Teodor Neș National College (Colegiul Național Teodor Neș) is a high school located at 90 Republicii Street, Salonta, Romania.

In 1903–1904, at a time when the area belonged to Austria-Hungary, the city council, followed by the Bihar County council, requested the establishment of a high school. This was approved by the national government, and the institution opened in autumn 1907 as the county's first state high school. The building, designed by László Székely, was completed two years later. Romanian-language classes were introduced in 1919, following the union of Transylvania with Romania, while Hungarian classes continued. A dormitory and cafeteria opened in 1922. The school was in danger of closure in 1931, and was downgraded to a gymnasium the following year, named after King Carol II. Upper-level classes were reintroduced in 1937; the school acquired an agricultural orientation in 1938, but this was not a success.
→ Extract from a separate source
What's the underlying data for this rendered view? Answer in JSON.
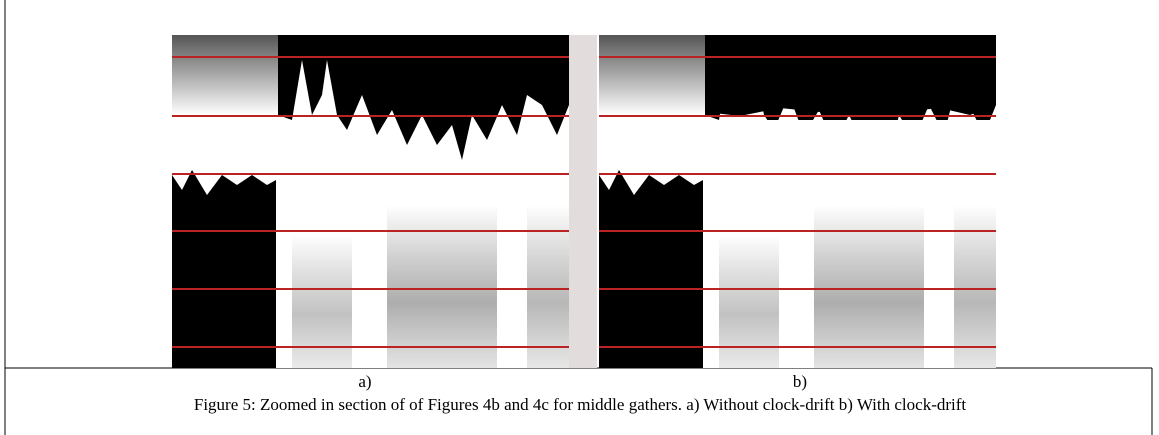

In 1941, under the Hungarian rule that followed the Second Vienna Award, the school was named after poet János Arany. After the end of World War II and the resumption of Romanian control, it was a Romanian-Hungarian gymnasium for three years. In 1948, the new communist regime established a professional agricultural school, training tractor drivers and rice growers. It returned to the status of a regular high school in 1955, with frequent name changes. It became an industrial high school in 1978. From 1996, it was again a standard high school, with grades 1–12 operating in the building. It was declared a national college in 2007. From 2012, classes are exclusively in Romanian. In 2013, the school was renamed for journalist Teodor Neș.

The school building is listed as a historic monument by Romania's Ministry of Culture and Religious Affairs.